Декоративные грифоны, каменные украшения осыпаются, и на их место прилепляют новые. Одна башенка еще черная, другая уже белая, третья
– в лесах. Иллюзия вечной молодости. Бодрый старый европеец с отличными новыми зубами.
Бенуа выбирает столик в кафе на маленькой улице, напротив дома, где жил шансонье Жак Брель. Он рассказывает о Бреле и разных сортах пива.
– Я специалист во всем кроме виски, – говорит он. – Вот этот
“Троппист”, например, дозревает, дображивает в бутылках. Знающие люди отличают пиво этого года от пива прошлого или позапрошлого по вкусу. Но я предпочитаю обычное “Леффе”. Потому что я просто люблю сидеть, потихоньку пить и болтать с друзьями. Пиво не ради пива, а ради разговора.
Он хочет приехать ко мне в Хеллебос и сфотографировать меня для своей газеты. Я говорю, что это можно сделать в любое время. Потом вдруг вспоминаю, что обычно писатели – занятые люди и имеют свои привычки и свой распорядок.
– Только, если это возможно, не раньше одиннадцати утра. Я работаю допоздна и потом отсыпаюсь.
Меня опять захватывает тоска, я даже боюсь прощаться с Бенуа. Мне страшновато опять оказаться в темном кабинете – напротив экрана ноутбука. Это ведь действительно может быть пугающим занятием – каждый день в течение нескольких часов ощущать импотенцию.
– Бенуа, тебе нравится то, чем ты занимаешься? Твоя работа?
– Да. Я же фотографирую! – он заговорщицки шепчет мне: – Дело в том, что я так избавляюсь от комплекса неполноценности. Это мой секрет.
– Хорошо, доверь его писателю.
– Я просто очень обычный человек, ничего интересного. Похожий на всех остальных. А все остальные – вообще одинаковые. Есть, конечно, сумасшедшие, но это неважно. А когда я делаю портрет, то все получаются очень разные, и мне говорят, что я поймал характер человека.
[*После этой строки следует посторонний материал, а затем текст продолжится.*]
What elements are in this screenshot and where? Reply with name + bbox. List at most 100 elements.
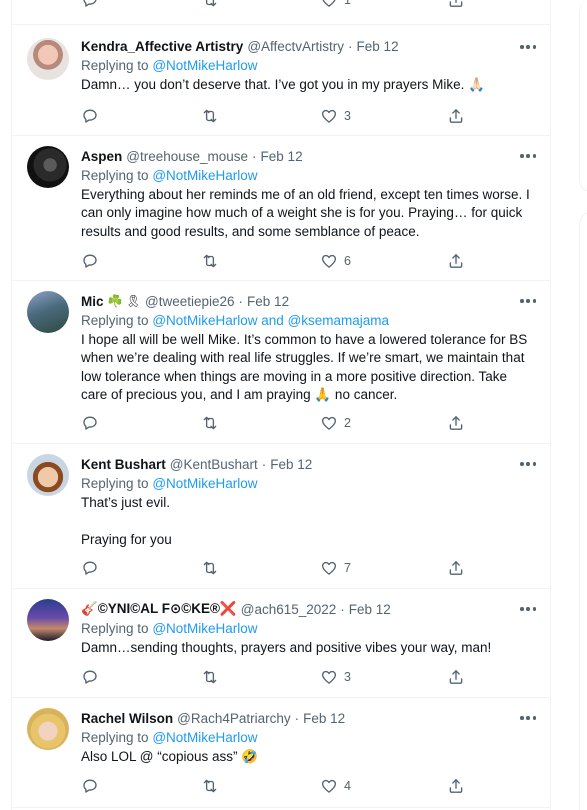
tweet-text: I hope all will be well Mike. It’s commo…	[81, 332, 531, 402]
replying-label: Replying to	[81, 58, 149, 73]
tweet-item[interactable]: Mic ☘️ 🎗 @tweetiepie26 · Feb 12 Replying…	[12, 281, 550, 444]
reply-icon	[81, 559, 99, 577]
more-icon[interactable]	[520, 154, 536, 158]
retweet-button[interactable]	[201, 776, 219, 796]
replying-to-mention[interactable]: @NotMikeHarlow	[152, 730, 257, 745]
retweet-button[interactable]	[201, 0, 219, 10]
like-button[interactable]: 3	[320, 106, 351, 126]
share-icon	[447, 414, 465, 432]
tweet-date[interactable]: Feb 12	[270, 457, 312, 472]
more-icon[interactable]	[520, 299, 536, 303]
retweet-icon	[201, 414, 219, 432]
sidebar-card	[579, 212, 587, 810]
tweet-date[interactable]: Feb 12	[247, 294, 289, 309]
tweet-item[interactable]: Kendra_Affective Artistry @AffectvArtist…	[12, 26, 550, 136]
display-name[interactable]: Kent Bushart	[81, 457, 166, 472]
reply-button[interactable]	[81, 558, 99, 578]
avatar[interactable]	[27, 291, 69, 333]
tweet-date[interactable]: Feb 12	[303, 711, 345, 726]
like-count: 3	[344, 109, 351, 123]
like-button[interactable]: 1	[320, 0, 351, 10]
replying-to-mention[interactable]: @NotMikeHarlow	[152, 476, 257, 491]
retweet-icon	[201, 107, 219, 125]
retweet-button[interactable]	[201, 667, 219, 687]
display-name[interactable]: Kendra_Affective Artistry	[81, 39, 243, 54]
retweet-icon	[201, 0, 219, 9]
reply-button[interactable]	[81, 106, 99, 126]
reply-icon	[81, 0, 99, 9]
retweet-button[interactable]	[201, 413, 219, 433]
tweet-header: 🎸©YNI©AL F⊙©KE®❌ @ach615_2022 · Feb 12	[81, 599, 534, 619]
like-icon	[320, 777, 338, 795]
user-handle[interactable]: @KentBushart	[170, 457, 258, 472]
like-button[interactable]: 3	[320, 667, 351, 687]
share-icon	[447, 252, 465, 270]
replying-to-mention[interactable]: @NotMikeHarlow	[152, 621, 257, 636]
tweet-text: Damn…sending thoughts, prayers and posit…	[81, 640, 492, 655]
like-button[interactable]: 6	[320, 251, 351, 271]
tweet-item[interactable]: Kent Bushart @KentBushart · Feb 12 Reply…	[12, 444, 550, 589]
display-name[interactable]: Aspen	[81, 149, 122, 164]
tweet-item[interactable]: 🎸©YNI©AL F⊙©KE®❌ @ach615_2022 · Feb 12 R…	[12, 589, 550, 698]
share-button[interactable]	[447, 667, 465, 687]
replying-to: Replying to @NotMikeHarlow	[81, 166, 534, 186]
share-button[interactable]	[447, 558, 465, 578]
reply-icon	[81, 252, 99, 270]
tweet-date[interactable]: Feb 12	[349, 602, 391, 617]
tweet-item[interactable]: Rachel Wilson @Rach4Patriarchy · Feb 12 …	[12, 698, 550, 808]
user-handle[interactable]: @treehouse_mouse	[126, 149, 248, 164]
like-icon	[320, 414, 338, 432]
retweet-button[interactable]	[201, 251, 219, 271]
reply-button[interactable]	[81, 0, 99, 10]
tweet-date[interactable]: Feb 12	[261, 149, 303, 164]
reply-button[interactable]	[81, 776, 99, 796]
retweet-button[interactable]	[201, 558, 219, 578]
avatar[interactable]	[27, 146, 69, 188]
separator-dot: ·	[238, 293, 244, 309]
retweet-icon	[201, 668, 219, 686]
retweet-button[interactable]	[201, 106, 219, 126]
display-name[interactable]: 🎸©YNI©AL F⊙©KE®❌	[81, 601, 237, 617]
avatar[interactable]	[27, 708, 69, 750]
right-sidebar	[579, 0, 587, 810]
user-handle[interactable]: @AffectvArtistry	[247, 39, 344, 54]
replying-to: Replying to @NotMikeHarlow and @ksemamaj…	[81, 311, 534, 331]
share-button[interactable]	[447, 251, 465, 271]
replying-label: Replying to	[81, 168, 149, 183]
reply-button[interactable]	[81, 413, 99, 433]
like-count: 3	[344, 670, 351, 684]
like-count: 7	[344, 561, 351, 575]
user-handle[interactable]: @tweetiepie26	[145, 294, 235, 309]
like-button[interactable]: 4	[320, 776, 351, 796]
tweet-header: Mic ☘️ 🎗 @tweetiepie26 · Feb 12	[81, 291, 534, 311]
avatar[interactable]	[27, 38, 69, 80]
share-button[interactable]	[447, 413, 465, 433]
replying-to: Replying to @NotMikeHarlow	[81, 56, 534, 76]
more-icon[interactable]	[520, 716, 536, 720]
more-icon[interactable]	[520, 45, 536, 49]
like-button[interactable]: 7	[320, 558, 351, 578]
like-button[interactable]: 2	[320, 413, 351, 433]
replying-to: Replying to @NotMikeHarlow	[81, 728, 534, 748]
share-button[interactable]	[447, 776, 465, 796]
user-handle[interactable]: @Rach4Patriarchy	[177, 711, 291, 726]
share-button[interactable]	[447, 106, 465, 126]
avatar[interactable]	[27, 599, 69, 641]
more-icon[interactable]	[520, 462, 536, 466]
replying-to-mention[interactable]: @NotMikeHarlow	[152, 58, 257, 73]
replying-to-mention[interactable]: @NotMikeHarlow and @ksemamajama	[152, 313, 389, 328]
replying-to-mention[interactable]: @NotMikeHarlow	[152, 168, 257, 183]
reply-timeline: 1 Kendra_Affective Artistry @AffectvArti…	[11, 0, 551, 810]
more-icon[interactable]	[520, 607, 536, 611]
share-button[interactable]	[447, 0, 465, 10]
avatar[interactable]	[27, 454, 69, 496]
display-name[interactable]: Mic	[81, 294, 104, 309]
user-handle[interactable]: @ach615_2022	[241, 602, 337, 617]
like-icon	[320, 252, 338, 270]
separator-dot: ·	[252, 148, 257, 164]
tweet-item[interactable]: Aspen @treehouse_mouse · Feb 12 Replying…	[12, 136, 550, 281]
reply-button[interactable]	[81, 667, 99, 687]
tweet-date[interactable]: Feb 12	[357, 39, 399, 54]
display-name[interactable]: Rachel Wilson	[81, 711, 173, 726]
reply-button[interactable]	[81, 251, 99, 271]
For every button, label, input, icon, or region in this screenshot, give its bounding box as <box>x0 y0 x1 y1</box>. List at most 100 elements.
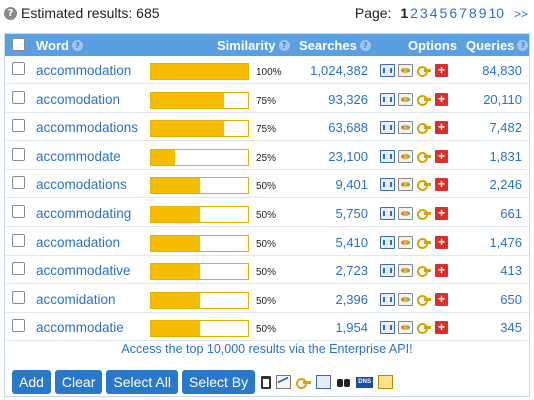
row-checkbox[interactable] <box>12 147 25 161</box>
add-icon[interactable]: + <box>435 178 448 192</box>
key-icon[interactable] <box>296 375 312 389</box>
trend-icon[interactable] <box>398 92 413 106</box>
chart-icon[interactable] <box>380 178 395 192</box>
searches-value[interactable]: 93,326 <box>328 92 368 107</box>
keys-icon[interactable] <box>416 321 432 335</box>
searches-value[interactable]: 2,396 <box>335 292 368 307</box>
keyword-link[interactable]: accomodations <box>36 177 127 192</box>
add-icon[interactable]: + <box>435 292 448 306</box>
enterprise-api-link[interactable]: Access the top 10,000 results via the En… <box>5 342 529 356</box>
select-all-button[interactable]: Select All <box>106 370 178 394</box>
searches-help-icon[interactable]: ? <box>359 40 371 51</box>
trend-icon[interactable] <box>398 321 413 335</box>
row-checkbox[interactable] <box>12 290 25 304</box>
add-icon[interactable]: + <box>435 235 448 249</box>
similarity-help-icon[interactable]: ? <box>278 40 290 51</box>
row-checkbox[interactable] <box>12 319 25 333</box>
keys-icon[interactable] <box>416 178 432 192</box>
searches-value[interactable]: 23,100 <box>328 149 368 164</box>
page-link-1[interactable]: 1 <box>400 5 408 21</box>
row-checkbox[interactable] <box>12 90 25 104</box>
graph-icon[interactable] <box>276 375 292 389</box>
keyword-link[interactable]: accomadation <box>36 235 120 250</box>
queries-value[interactable]: 2,246 <box>489 177 522 192</box>
page-link-5[interactable]: 5 <box>440 5 448 21</box>
trend-icon[interactable] <box>398 149 413 163</box>
chart-icon[interactable] <box>380 321 395 335</box>
header-word[interactable]: Word ? <box>36 38 83 53</box>
trend-icon[interactable] <box>398 121 413 135</box>
header-similarity[interactable]: Similarity ? <box>217 38 290 53</box>
page-link-3[interactable]: 3 <box>420 5 428 21</box>
chart-icon[interactable] <box>380 264 395 278</box>
add-button[interactable]: Add <box>12 370 51 394</box>
page-link-10[interactable]: 10 <box>489 5 505 21</box>
keyword-link[interactable]: accommodations <box>36 120 138 135</box>
queries-value[interactable]: 20,110 <box>483 92 522 107</box>
row-checkbox[interactable] <box>12 62 25 75</box>
trend-icon[interactable] <box>398 178 413 192</box>
dns-icon[interactable]: DNS <box>356 376 374 388</box>
searches-value[interactable]: 1,954 <box>335 320 368 335</box>
keyword-link[interactable]: accomidation <box>36 292 116 307</box>
queries-value[interactable]: 650 <box>500 292 522 307</box>
keys-icon[interactable] <box>416 121 432 135</box>
queries-value[interactable]: 1,831 <box>489 149 522 164</box>
keyword-link[interactable]: accomodation <box>36 92 120 107</box>
header-queries[interactable]: Queries ? <box>466 38 529 53</box>
keyword-link[interactable]: accommodative <box>36 263 131 278</box>
queries-value[interactable]: 661 <box>500 206 522 221</box>
add-icon[interactable]: + <box>435 264 448 278</box>
keyword-link[interactable]: accommodatie <box>36 320 124 335</box>
row-checkbox[interactable] <box>12 176 25 190</box>
move-icon[interactable] <box>316 375 332 389</box>
add-icon[interactable]: + <box>435 321 448 335</box>
queries-value[interactable]: 7,482 <box>489 120 522 135</box>
keyword-link[interactable]: accommodation <box>36 63 131 78</box>
page-link-8[interactable]: 8 <box>469 5 477 21</box>
chart-icon[interactable] <box>380 207 395 220</box>
page-link-7[interactable]: 7 <box>459 5 467 21</box>
add-icon[interactable]: + <box>435 92 448 106</box>
chart-icon[interactable] <box>380 92 395 106</box>
keyword-link[interactable]: accommodating <box>36 206 131 221</box>
add-icon[interactable]: + <box>435 207 448 220</box>
keys-icon[interactable] <box>416 293 432 306</box>
select-all-checkbox[interactable] <box>12 38 25 51</box>
select-by-button[interactable]: Select By <box>181 370 256 394</box>
word-help-icon[interactable]: ? <box>71 40 83 51</box>
queries-value[interactable]: 345 <box>500 320 522 335</box>
trend-icon[interactable] <box>398 207 413 220</box>
queries-help-icon[interactable]: ? <box>517 40 529 51</box>
chart-icon[interactable] <box>380 121 395 135</box>
trend-icon[interactable] <box>398 292 413 306</box>
trend-icon[interactable] <box>398 264 413 278</box>
chart-icon[interactable] <box>380 149 395 163</box>
binoculars-icon[interactable] <box>336 375 351 389</box>
keys-icon[interactable] <box>416 93 432 106</box>
keys-icon[interactable] <box>416 64 432 77</box>
trend-icon[interactable] <box>398 64 413 77</box>
next-page-link[interactable]: >> <box>514 7 528 21</box>
list-icon[interactable] <box>378 375 394 389</box>
searches-value[interactable]: 5,410 <box>335 235 368 250</box>
chart-icon[interactable] <box>380 292 395 306</box>
searches-value[interactable]: 5,750 <box>335 206 368 221</box>
header-searches[interactable]: Searches ? <box>299 38 371 53</box>
row-checkbox[interactable] <box>12 205 25 218</box>
trash-icon[interactable] <box>261 375 272 389</box>
row-checkbox[interactable] <box>12 233 25 247</box>
searches-value[interactable]: 63,688 <box>328 120 368 135</box>
trend-icon[interactable] <box>398 235 413 249</box>
searches-value[interactable]: 9,401 <box>335 177 368 192</box>
keys-icon[interactable] <box>416 150 432 163</box>
add-icon[interactable]: + <box>435 64 448 77</box>
page-link-4[interactable]: 4 <box>430 5 438 21</box>
queries-value[interactable]: 1,476 <box>489 235 522 250</box>
page-link-9[interactable]: 9 <box>479 5 487 21</box>
page-link-6[interactable]: 6 <box>449 5 457 21</box>
queries-value[interactable]: 84,830 <box>482 63 522 78</box>
chart-icon[interactable] <box>380 64 395 77</box>
keys-icon[interactable] <box>416 207 432 220</box>
queries-value[interactable]: 413 <box>500 263 522 278</box>
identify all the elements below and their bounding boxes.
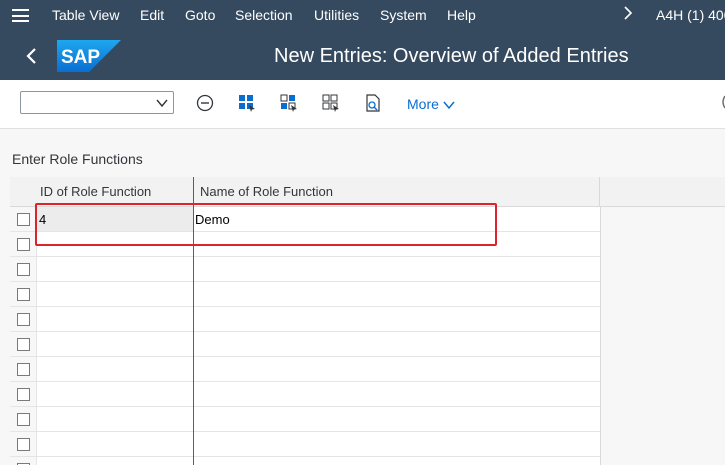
- row-selector[interactable]: [10, 307, 37, 331]
- menu-utilities[interactable]: Utilities: [314, 7, 359, 23]
- row-checkbox[interactable]: [17, 263, 30, 276]
- row-checkbox[interactable]: [17, 313, 30, 326]
- row-checkbox[interactable]: [17, 288, 30, 301]
- row-selector[interactable]: [10, 207, 37, 231]
- table-row[interactable]: [10, 307, 600, 332]
- row-selector[interactable]: [10, 332, 37, 356]
- row-checkbox[interactable]: [17, 338, 30, 351]
- title-bar: SAP New Entries: Overview of Added Entri…: [0, 32, 725, 80]
- toolbar: More: [0, 80, 725, 129]
- table-row[interactable]: [10, 382, 600, 407]
- row-selector[interactable]: [10, 407, 37, 431]
- system-info: A4H (1) 400: [656, 7, 725, 23]
- row-checkbox[interactable]: [17, 363, 30, 376]
- table-row[interactable]: [10, 407, 600, 432]
- command-field-dropdown[interactable]: [20, 91, 174, 114]
- row-selector[interactable]: [10, 382, 37, 406]
- menu-edit[interactable]: Edit: [140, 7, 164, 23]
- sap-logo: SAP: [57, 40, 121, 72]
- column-header-name[interactable]: Name of Role Function: [200, 184, 333, 199]
- row-selector[interactable]: [10, 232, 37, 256]
- chevron-down-icon: [443, 101, 455, 110]
- header-separator: [599, 177, 600, 207]
- select-block-icon[interactable]: [280, 94, 298, 112]
- menu-table-view[interactable]: Table View: [52, 7, 119, 23]
- back-arrow-icon[interactable]: [22, 44, 42, 68]
- print-preview-icon[interactable]: [364, 94, 382, 112]
- table-row[interactable]: [10, 432, 600, 457]
- section-title: Enter Role Functions: [12, 151, 143, 167]
- row-selector[interactable]: [10, 432, 37, 456]
- deselect-all-icon[interactable]: [322, 94, 340, 112]
- deselect-icon[interactable]: [196, 94, 214, 112]
- highlight-annotation: [35, 203, 497, 246]
- table-row[interactable]: [10, 282, 600, 307]
- table-row[interactable]: [10, 257, 600, 282]
- table-row[interactable]: [10, 357, 600, 382]
- svg-text:SAP: SAP: [61, 47, 100, 68]
- more-label: More: [407, 96, 439, 112]
- row-checkbox[interactable]: [17, 238, 30, 251]
- row-selector[interactable]: [10, 357, 37, 381]
- row-checkbox[interactable]: [17, 213, 30, 226]
- menu-bar: Table View Edit Goto Selection Utilities…: [0, 0, 725, 32]
- more-button[interactable]: More: [407, 96, 455, 112]
- toolbar-overflow-icon[interactable]: [720, 94, 725, 113]
- chevron-down-icon: [156, 99, 168, 108]
- row-selector[interactable]: [10, 257, 37, 281]
- menu-system[interactable]: System: [380, 7, 427, 23]
- column-header-id[interactable]: ID of Role Function: [40, 184, 151, 199]
- select-all-icon[interactable]: [238, 94, 256, 112]
- row-selector[interactable]: [10, 282, 37, 306]
- row-checkbox[interactable]: [17, 413, 30, 426]
- table-row[interactable]: [10, 457, 600, 465]
- chevron-right-icon[interactable]: [623, 6, 633, 24]
- page-title: New Entries: Overview of Added Entries: [274, 45, 629, 67]
- menu-help[interactable]: Help: [447, 7, 476, 23]
- menu-goto[interactable]: Goto: [185, 7, 215, 23]
- table-row[interactable]: [10, 332, 600, 357]
- row-selector[interactable]: [10, 457, 37, 465]
- menu-selection[interactable]: Selection: [235, 7, 293, 23]
- row-checkbox[interactable]: [17, 388, 30, 401]
- hamburger-menu-icon[interactable]: [12, 9, 29, 22]
- row-checkbox[interactable]: [17, 438, 30, 451]
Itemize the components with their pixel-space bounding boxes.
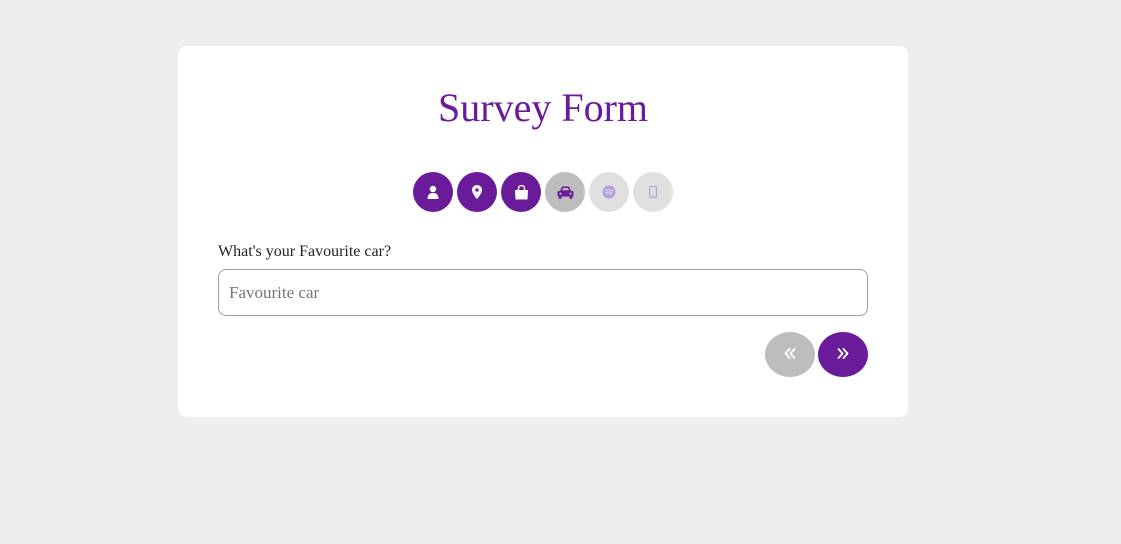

Моя личность в другой личности – бах! – и получается характер. Ты понимаешь?
Бенуа ставит бокальчик на стол и глядит на часы. Потом улыбается.
– Я придумал это только что. На самом деле я необыкновенный, просто я очень люблю рассуждать во время пива. Тебе нравится, а?
Мы расстаемся с ним около Центрального вокзала, и после того, как он садится на автобус, я бегу в супермаркет. Две маленькие “Леффе” на дорогу, большую на вечер, виски, красное вино – две бутылки про запас, на всякий случай.
Маленькие “Леффе” я выпиваю на заранее приглянувшемся мне месте – на полдороге между Эрне и моей виллой. Там еще маленький каменный мостик над водоотводной канавой. Можно глядеть на проносящиеся в темноте автомобили, на свой велосипед, терпеливо стоящий, словно лошадь на привязи. Становится очень уютно, мне кажется, я буду потом вспоминать это место.
Через три дня меня привезли в город Намюр, я выступаю перед местной публикой в книжном магазине. Меня мудро напоили пивом перед встречей, знакомый уже десятиградусный “Троппист” заряжает энергией. Я стараюсь почувствовать, насколько он добродил.
Рядом со мной молодая критикесса из Туниса, которая не понимает по-английски. А то я мог бы ей рассказать про то, как я жил в ее стране, когда мне было два года. Вернее, я не смог бы рассказать ей ничего кроме того, что это было мое детство и мне кажется, что я иногда чувствую запах Туниса. Правда, когда мы с женой проводили в Тунисе медовый месяц, я так и не смог почувствовать того запаха.
Во время этого медового месяца Мохаммед повел нас на дискотеку в ночной клуб “Наполеон”. Когда я достаточно разогрелся тунисской
“бухой”, в клубе появились четверо здоровенных сенегальцев, и наши девушки – моя жена и русская подруга Мохаммеда – начали с ними танцевать. Девушки говорили, что просто прельстились размерами сенегальцев, танцевать с такими крупными, к тому же черными-пречерными мужчинами им еще никогда не приходилось. Для меня это было приемлемое объяснение, для Мохаммеда – нет.
Видно было, как затрепетали его ноздри, когда он подошел к самому низенькому из черных танцоров, в ухе которого торчал алмаз. Этого алмаза хватило бы на десять медовых путешествий. У них у всех было по бриллианту, у самого большого был самый большой. Потом Мохамммед крикнул мне: “Уводи баб”, и я , видя, как гордо встает из-за стола наш друг Маджиб, воспрянул духом. Один из сенегальцев толкнул
Маджиба в грудь, и я начал загонять девушек к выходу, сгреб со стульев их кофточки и сумочки. Когда я наконец провел их через коридор, вытолкнул на улицу и вбежал обратно, все было закончено.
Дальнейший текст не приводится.